First, the record must clearly present the incident alleged to be error. Second, appellant must demonstrate that a clear and unequivocal rule of law was violated in a clear and obvious, not merely arguable, way. Last, appellant must prove that he was denied a substantial right, resulting in material prejudice against him.

CB v. State, 749 P.2d 267, 268-69 (Wyo. 1988).

[¶16] There is no doubt as to what occurred at the trial. The issue is whether the appellant has demonstrated that there was an obvious violation of the law. We are not persuaded that we should depart from the reasoning in the Harper case:

The prosecutor was not personally vouching for the credibility of Harper's daughters and their friend. He argued only that the daughters and their friend testified truthfully on the witness stand as compared to not speaking truthfully when they were interrogated by Harper's investigator. At no point did the prosecutor personally vouch for the credibility of these witnesses. His argument simply was that they had testified truthfully in court. We perceive no impropriety on the part of the prosecutor in making these arguments, and certainly they did not reach the required level to constitute plain error.

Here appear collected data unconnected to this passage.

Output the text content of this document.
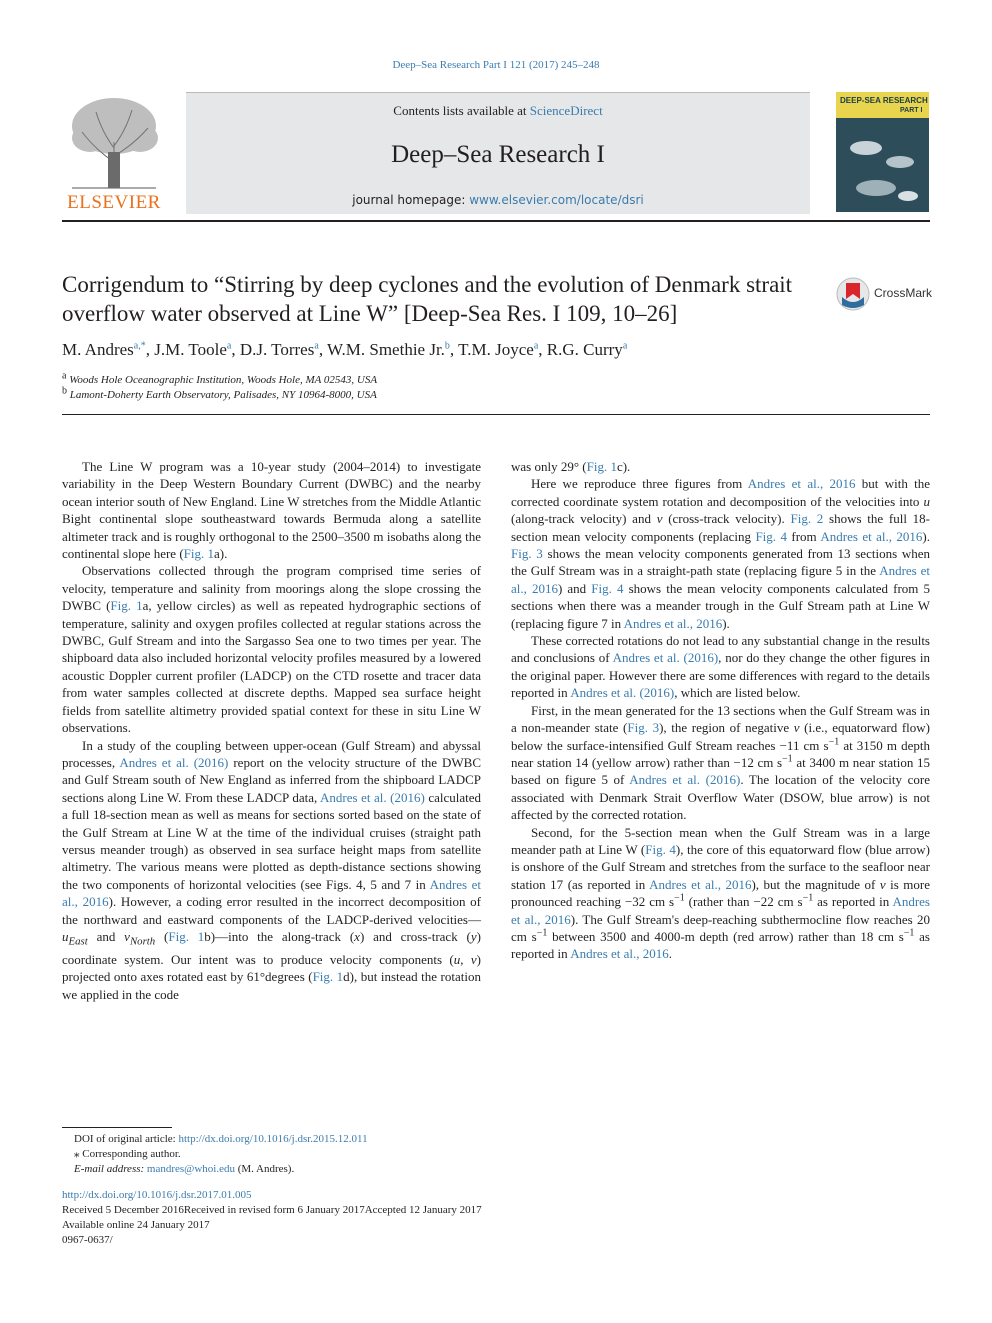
Deep–Sea Research Part I 121 (2017) 245–248
ELSEVIER
Contents lists available at ScienceDirect
Deep–Sea Research I
journal homepage: www.elsevier.com/locate/dsri
DEEP-SEA RESEARCH
PART I
Corrigendum to “Stirring by deep cyclones and the evolution of Denmark strait overflow water observed at Line W” [Deep-Sea Res. I 109, 10–26]
CrossMark
M. Andres$^{a,*}$, J.M. Toole$^a$, D.J. Torres$^a$, W.M. Smethie Jr.$^b$, T.M. Joyce$^a$, R.G. Curry$^a$
$^a$ Woods Hole Oceanographic Institution, Woods Hole, MA 02543, USA
$^b$ Lamont-Doherty Earth Observatory, Palisades, NY 10964-8000, USA

The Line W program was a 10-year study (2004–2014) to investigate variability in the Deep Western Boundary Current (DWBC) and the nearby ocean interior south of New England. Line W stretches from the Middle Atlantic Bight continental slope southeastward towards Bermuda along a satellite altimeter track and is roughly orthogonal to the 2500–3500 m isobaths along the continental slope here (Fig. 1a).

Observations collected through the program comprised time series of velocity, temperature and salinity from moorings along the slope crossing the DWBC (Fig. 1a, yellow circles) as well as repeated hydrographic sections of temperature, salinity and oxygen profiles collected at regular stations across the DWBC, Gulf Stream and into the Sargasso Sea one to two times per year. The shipboard data also included horizontal velocity profiles measured by a lowered acoustic Doppler current profiler (LADCP) on the CTD rosette and tracer data from water samples collected at discrete depths. Mapped sea surface height fields from satellite altimetry provided spatial context for these in situ Line W observations.

In a study of the coupling between upper-ocean (Gulf Stream) and abyssal processes, Andres et al. (2016) report on the velocity structure of the DWBC and Gulf Stream south of New England as inferred from the shipboard LADCP sections along Line W. From these LADCP data, Andres et al. (2016) calculated a full 18-section mean as well as means for sections sorted based on the state of the Gulf Stream at Line W at the time of the individual cruises (straight path versus meander trough) as observed in sea surface height maps from satellite altimetry. The various means were plotted as depth-distance sections showing the two components of horizontal velocities (see Figs. 4, 5 and 7 in Andres et al., 2016). However, a coding error resulted in the incorrect decomposition of the northward and eastward components of the LADCP-derived $velocities—u_{East}$ and $v_{North}$ (Fig. 1b)—into the along-track (x) and cross-track (y) coordinate system. Our intent was to produce velocity components (u, v) projected onto axes rotated east by 61°degrees (Fig. 1d), but instead the rotation we applied in the code

was only 29° (Fig. 1c).

Here we reproduce three figures from Andres et al., 2016 but with the corrected coordinate system rotation and decomposition of the velocities into u (along-track velocity) and v (cross-track velocity). Fig. 2 shows the full 18-section mean velocity components (replacing Fig. 4 from Andres et al., 2016). Fig. 3 shows the mean velocity components generated from 13 sections when the Gulf Stream was in a straight-path state (replacing figure 5 in the Andres et al., 2016) and Fig. 4 shows the mean velocity components calculated from 5 sections when there was a meander trough in the Gulf Stream path at Line W (replacing figure 7 in Andres et al., 2016).

These corrected rotations do not lead to any substantial change in the results and conclusions of Andres et al. (2016), nor do they change the other figures in the original paper. However there are some differences with regard to the details reported in Andres et al. (2016), which are listed below.

First, in the mean generated for the 13 sections when the Gulf Stream was in a non-meander state (Fig. 3), the region of negative v (i.e., equatorward flow) below the surface-intensified Gulf Stream reaches −11 cm $s^{-1}$ at 3150 m depth near station 14 (yellow arrow) rather than −12 cm $s^{-1}$ at 3400 m near station 15 based on figure 5 of Andres et al. (2016). The location of the velocity core associated with Denmark Strait Overflow Water (DSOW, blue arrow) is not affected by the corrected rotation.

Second, for the 5-section mean when the Gulf Stream was in a large meander path at Line W (Fig. 4), the core of this equatorward flow (blue arrow) is onshore of the Gulf Stream and stretches from the surface to the seafloor near station 17 (as reported in Andres et al., 2016), but the magnitude of v is more pronounced reaching −32 cm $s^{-1}$ (rather than −22 cm $s^{-1}$ as reported in Andres et al., 2016). The Gulf Stream's deep-reaching subthermocline flow reaches 20 cm $s^{-1}$ between 3500 and 4000-m depth (red arrow) rather than 18 cm $s^{-1}$ as reported in Andres et al., 2016.

DOI of original article: http://dx.doi.org/10.1016/j.dsr.2015.12.011
⁎ Corresponding author.
E-mail address: mandres@whoi.edu (M. Andres).
http://dx.doi.org/10.1016/j.dsr.2017.01.005
Received 5 December 2016Received in revised form 6 January 2017Accepted 12 January 2017
Available online 24 January 2017
0967-0637/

[¶17] Harper, 970 P.2d at 404. Similarly, in this case, the prosecutor was not personally vouching for the credibility of the officer. Instead, she was arguing that the attempted impeachment of the witness was not supported by the evidence and his testimony should, therefore, be accepted as the truth. There is nothing improper about that argument. Consequently, the appellant has not demonstrated that the prosecutor's remarks violated the law.


[¶18] We conclude that the evidence was sufficient for the jury to find that the appellant was the person who issued the checks and she did so with the intent to defraud. The appellant has not shown that there was an error of law committed in the closing argument of the prosecutor. Therefore, we affirm the Judgment and Sentence.